In the mid-1990s, then-Lt. Col. Stanley McChrystal _ now a four-star general in charge of the Afghanistan operation, reinstituted martial-arts training in his Rangers battalion. A program was developed by a young sergeant named Matt Larsen, who is credited as the architect of modern Army combatives.
From there, it spread informally to other infantry-intensive units.
In 2002, the Army made combatives part of its official doctrine, which signals that the four-star generals think it’s important.
Brig. Gen. William Grimsley, deputy commanding general of III Corps at Fort Hood, is a big believer in the usefulness of combatives and a frequent fan at the tournaments. He calls combatives a “go-to-war skill.”
“Watching these soldiers compete is exciting,” Grimsley said. “They’re fit. They’re motivated. They’re energized. They’re doing what they came into the Army to do. Army combatives will reassure soldiers about their ability to serve in combat.”
The first level of combatives is taught at basic training, officer candidate school and virtually every other career course soldiers take. From there, it is often up to them to continue to ask for additional training, and it can be used as part of their promotion system, just like taking college classes.
Granted, if a soldier ends up in hand-to-hand combat without a weapon, things have probably gone very wrong. Indeed, the first lesson of Army combatives goes like this: The winner of the hand-to-hand fight in combat is the one whose buddy shows up first with a gun.
Still, proponents say soldiers need to learn enough skills so they don’t wonder what to do if they end up in that situation.
“Punching and getting punched desensitizes soldiers so that they don’t get into a fight for the first time in combat,” Chappelle said.
Donald Thatcher, a 26-year-old specialist, had never been in a fight before joining the Army.
Not even a schoolyard scrap.
But he has taken to the violence well. He won his weight class at last year’s Fort Hood tournament and finished fourth this year.
“I just had the ability to absorb what they’re teaching,” he said. “And I’m very competitive. Whatever I’m going to do, I’m going to aggressively try to achieve the goal.”
Getting in the tournament is not for the weak of heart.
“One guy broke his hand pretty bad,” said Capt. Jon Norquist, an officer in the 3rd Armored Cavalry Regiment who ran the tournament. “We evac’ed one guy because he might have broken a rib.
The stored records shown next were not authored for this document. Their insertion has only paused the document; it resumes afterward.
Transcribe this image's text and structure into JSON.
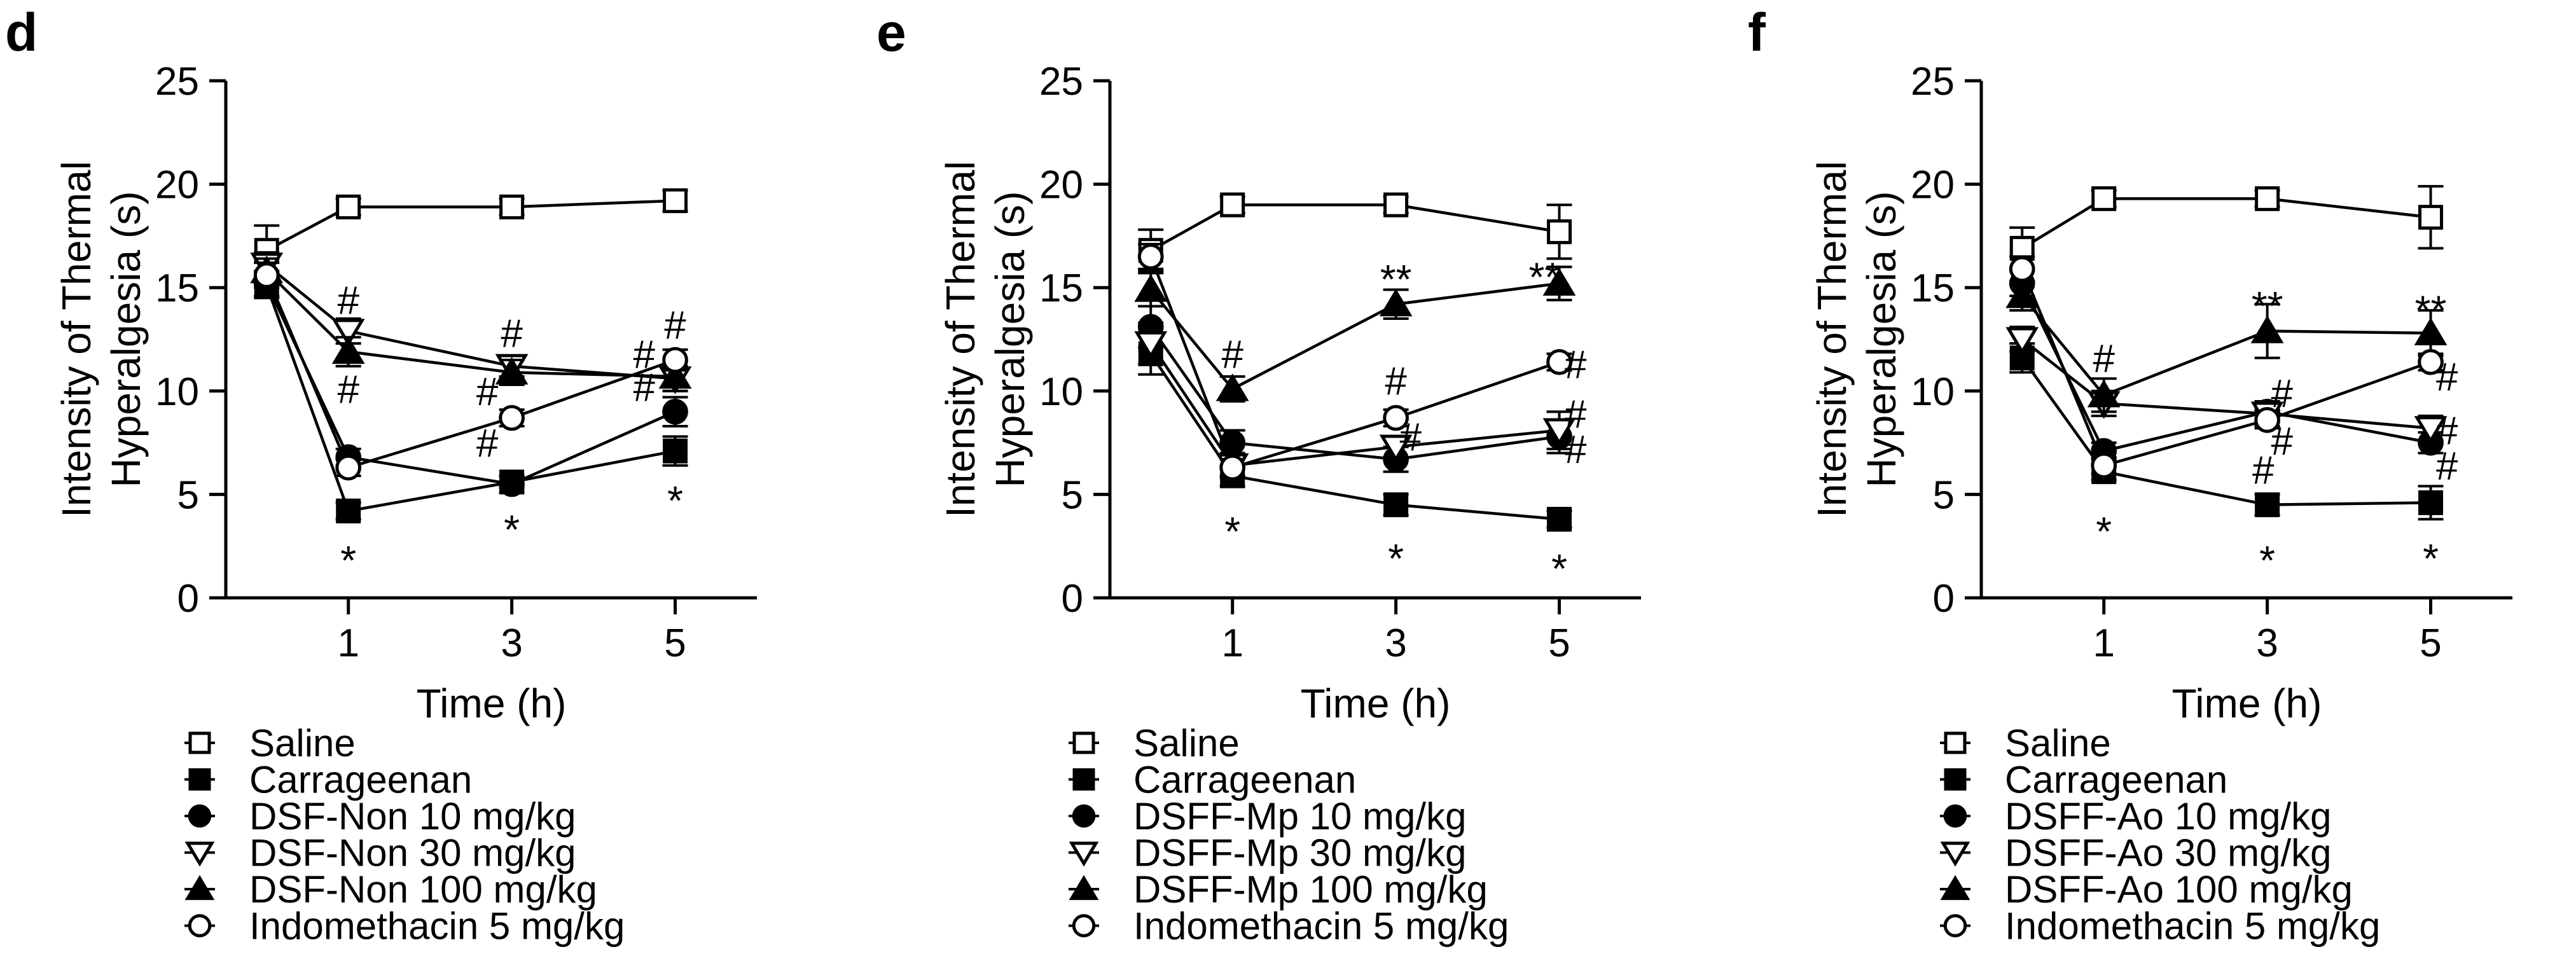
{
  "chart_data": [
    {
      "type": "line",
      "panel_label": "d",
      "xlabel": "Time (h)",
      "ylabel_lines": [
        "Intensity of Thermal",
        "Hyperalgesia (s)"
      ],
      "ylim": [
        0,
        25
      ],
      "yticks": [
        "0",
        "5",
        "10",
        "15",
        "20",
        "25"
      ],
      "xlim": [
        -0.5,
        6
      ],
      "xticks": [
        "1",
        "3",
        "5"
      ],
      "x": [
        0,
        1,
        3,
        5
      ],
      "series": [
        {
          "name": "Saline",
          "marker": "square-open",
          "values": [
            16.8,
            18.9,
            18.9,
            19.2
          ],
          "err": [
            1.2,
            0.4,
            0.4,
            0.5
          ]
        },
        {
          "name": "Carrageenan",
          "marker": "square-filled",
          "values": [
            15.1,
            4.2,
            5.6,
            7.1
          ],
          "err": [
            0.6,
            0.4,
            0.3,
            0.7
          ]
        },
        {
          "name": "DSF-Non 10 mg/kg",
          "marker": "circle-filled",
          "values": [
            15.2,
            6.8,
            5.5,
            9.0
          ],
          "err": [
            0.6,
            0.4,
            0.4,
            0.7
          ]
        },
        {
          "name": "DSF-Non 30 mg/kg",
          "marker": "triangle-down-open",
          "values": [
            16.1,
            12.9,
            11.2,
            10.6
          ],
          "err": [
            0.6,
            0.6,
            0.5,
            0.6
          ]
        },
        {
          "name": "DSF-Non 100 mg/kg",
          "marker": "triangle-up-filled",
          "values": [
            15.8,
            11.9,
            10.9,
            10.7
          ],
          "err": [
            0.6,
            0.7,
            0.6,
            0.7
          ]
        },
        {
          "name": "Indomethacin 5 mg/kg",
          "marker": "circle-open",
          "values": [
            15.6,
            6.3,
            8.7,
            11.5
          ],
          "err": [
            0.6,
            0.4,
            0.4,
            0.5
          ]
        }
      ],
      "annotations": [
        {
          "text": "#",
          "x": 1,
          "y": 14.4
        },
        {
          "text": "#",
          "x": 1,
          "y": 10.1
        },
        {
          "text": "*",
          "x": 1,
          "y": 2.3
        },
        {
          "text": "#",
          "x": 3,
          "y": 12.8
        },
        {
          "text": "#",
          "x": 2.7,
          "y": 10.0
        },
        {
          "text": "#",
          "x": 2.7,
          "y": 7.5
        },
        {
          "text": "*",
          "x": 3,
          "y": 3.8
        },
        {
          "text": "#",
          "x": 5,
          "y": 13.2
        },
        {
          "text": "#",
          "x": 4.62,
          "y": 11.8
        },
        {
          "text": "#",
          "x": 4.62,
          "y": 10.2
        },
        {
          "text": "*",
          "x": 5,
          "y": 5.2
        }
      ]
    },
    {
      "type": "line",
      "panel_label": "e",
      "xlabel": "Time (h)",
      "ylabel_lines": [
        "Intensity of Thermal",
        "Hyperalgesia (s)"
      ],
      "ylim": [
        0,
        25
      ],
      "yticks": [
        "0",
        "5",
        "10",
        "15",
        "20",
        "25"
      ],
      "xlim": [
        -0.5,
        6
      ],
      "xticks": [
        "1",
        "3",
        "5"
      ],
      "x": [
        0,
        1,
        3,
        5
      ],
      "series": [
        {
          "name": "Saline",
          "marker": "square-open",
          "values": [
            16.8,
            19.0,
            19.0,
            17.7
          ],
          "err": [
            1.0,
            0.4,
            0.4,
            1.3
          ]
        },
        {
          "name": "Carrageenan",
          "marker": "square-filled",
          "values": [
            11.8,
            5.9,
            4.5,
            3.8
          ],
          "err": [
            1.0,
            0.5,
            0.5,
            0.4
          ]
        },
        {
          "name": "DSFF-Mp 10 mg/kg",
          "marker": "circle-filled",
          "values": [
            13.1,
            7.5,
            6.7,
            7.8
          ],
          "err": [
            1.0,
            0.6,
            0.6,
            0.8
          ]
        },
        {
          "name": "DSFF-Mp 30 mg/kg",
          "marker": "triangle-down-open",
          "values": [
            12.3,
            6.4,
            7.3,
            8.1
          ],
          "err": [
            1.0,
            0.6,
            0.5,
            0.9
          ]
        },
        {
          "name": "DSFF-Mp 100 mg/kg",
          "marker": "triangle-up-filled",
          "values": [
            14.9,
            10.1,
            14.2,
            15.2
          ],
          "err": [
            0.8,
            0.6,
            0.7,
            0.8
          ]
        },
        {
          "name": "Indomethacin 5 mg/kg",
          "marker": "circle-open",
          "values": [
            16.5,
            6.3,
            8.7,
            11.4
          ],
          "err": [
            0.6,
            0.4,
            0.4,
            0.4
          ]
        }
      ],
      "annotations": [
        {
          "text": "#",
          "x": 1,
          "y": 11.8
        },
        {
          "text": "*",
          "x": 1,
          "y": 3.7
        },
        {
          "text": "**",
          "x": 3,
          "y": 15.9
        },
        {
          "text": "#",
          "x": 3,
          "y": 10.5
        },
        {
          "text": "#",
          "x": 3.18,
          "y": 7.8
        },
        {
          "text": "*",
          "x": 3,
          "y": 2.4
        },
        {
          "text": "**",
          "x": 4.82,
          "y": 16.0
        },
        {
          "text": "#",
          "x": 5.2,
          "y": 11.3
        },
        {
          "text": "#",
          "x": 5.2,
          "y": 8.9
        },
        {
          "text": "#",
          "x": 5.2,
          "y": 7.2
        },
        {
          "text": "*",
          "x": 5,
          "y": 1.9
        }
      ]
    },
    {
      "type": "line",
      "panel_label": "f",
      "xlabel": "Time (h)",
      "ylabel_lines": [
        "Intensity of Thermal",
        "Hyperalgesia (s)"
      ],
      "ylim": [
        0,
        25
      ],
      "yticks": [
        "0",
        "5",
        "10",
        "15",
        "20",
        "25"
      ],
      "xlim": [
        -0.5,
        6
      ],
      "xticks": [
        "1",
        "3",
        "5"
      ],
      "x": [
        0,
        1,
        3,
        5
      ],
      "series": [
        {
          "name": "Saline",
          "marker": "square-open",
          "values": [
            16.9,
            19.3,
            19.3,
            18.4
          ],
          "err": [
            1.0,
            0.4,
            0.4,
            1.5
          ]
        },
        {
          "name": "Carrageenan",
          "marker": "square-filled",
          "values": [
            11.6,
            6.1,
            4.5,
            4.6
          ],
          "err": [
            0.7,
            0.4,
            0.5,
            0.8
          ]
        },
        {
          "name": "DSFF-Ao 10 mg/kg",
          "marker": "circle-filled",
          "values": [
            15.2,
            7.1,
            9.0,
            7.5
          ],
          "err": [
            0.6,
            0.4,
            0.5,
            0.5
          ]
        },
        {
          "name": "DSFF-Ao 30 mg/kg",
          "marker": "triangle-down-open",
          "values": [
            12.5,
            9.4,
            8.9,
            8.2
          ],
          "err": [
            0.6,
            0.6,
            0.6,
            0.6
          ]
        },
        {
          "name": "DSFF-Ao 100 mg/kg",
          "marker": "triangle-up-filled",
          "values": [
            14.6,
            9.8,
            12.9,
            12.8
          ],
          "err": [
            0.7,
            0.8,
            1.3,
            1.1
          ]
        },
        {
          "name": "Indomethacin 5 mg/kg",
          "marker": "circle-open",
          "values": [
            15.9,
            6.4,
            8.6,
            11.4
          ],
          "err": [
            0.6,
            0.4,
            0.4,
            0.4
          ]
        }
      ],
      "annotations": [
        {
          "text": "#",
          "x": 1,
          "y": 11.6
        },
        {
          "text": "*",
          "x": 1,
          "y": 3.7
        },
        {
          "text": "**",
          "x": 3,
          "y": 14.6
        },
        {
          "text": "#",
          "x": 3.18,
          "y": 9.9
        },
        {
          "text": "#",
          "x": 3.18,
          "y": 7.6
        },
        {
          "text": "#",
          "x": 2.95,
          "y": 6.2
        },
        {
          "text": "*",
          "x": 3,
          "y": 2.3
        },
        {
          "text": "**",
          "x": 5,
          "y": 14.4
        },
        {
          "text": "#",
          "x": 5.2,
          "y": 10.7
        },
        {
          "text": "#",
          "x": 5.2,
          "y": 8.1
        },
        {
          "text": "#",
          "x": 5.2,
          "y": 6.4
        },
        {
          "text": "*",
          "x": 5,
          "y": 2.4
        }
      ]
    }
  ]
}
We’ve had a few dislocated arms and shoulders.”
Certainly no one questioned the heart of Sheritan Burns, a 23-year-old who became a crowd favorite as she made it all the way to the semifinals.
Mind you, there is no women’s bracket.
All of 5 feet and maybe 100 pounds, she defeated three women and one man to reach the semifinals.
“She destroyed him,” Norquist said. “People are into the women fighting. Everybody was screaming for her.”
A former high school wrestler, Burns always tried to get her opponents on the mat early. But in the semis, facing a taller man, she got pounded early and often in the face and never recovered.
Burns submitted before the first round was over.
“That was the first time I’ve ever been punched in the face like that,” she said, her left eye all but completely closed. “You know how they say you see stars? I saw stars. It hurt.”
Some of the competitors, though, seemed to enjoy the pain, both giving and receiving it.
Nichols, only a few weeks back from 12 months in Iraq, considered the fights a great dose of stress relief.
“It’s a pretty controlled environment,” he said, “and nobody is here to hurt each other. I’m glad the Army is doing this. We need some more stress relievers.”
At that, he went out and beat his opponent in one of the best fights of the day, forcing the referee to step in and shield his opponent from any more blows.
Nichols pounded his chest and spit out his mouthpiece.
Then, like any good medic, he leaned down on one knee to help the other soldier up.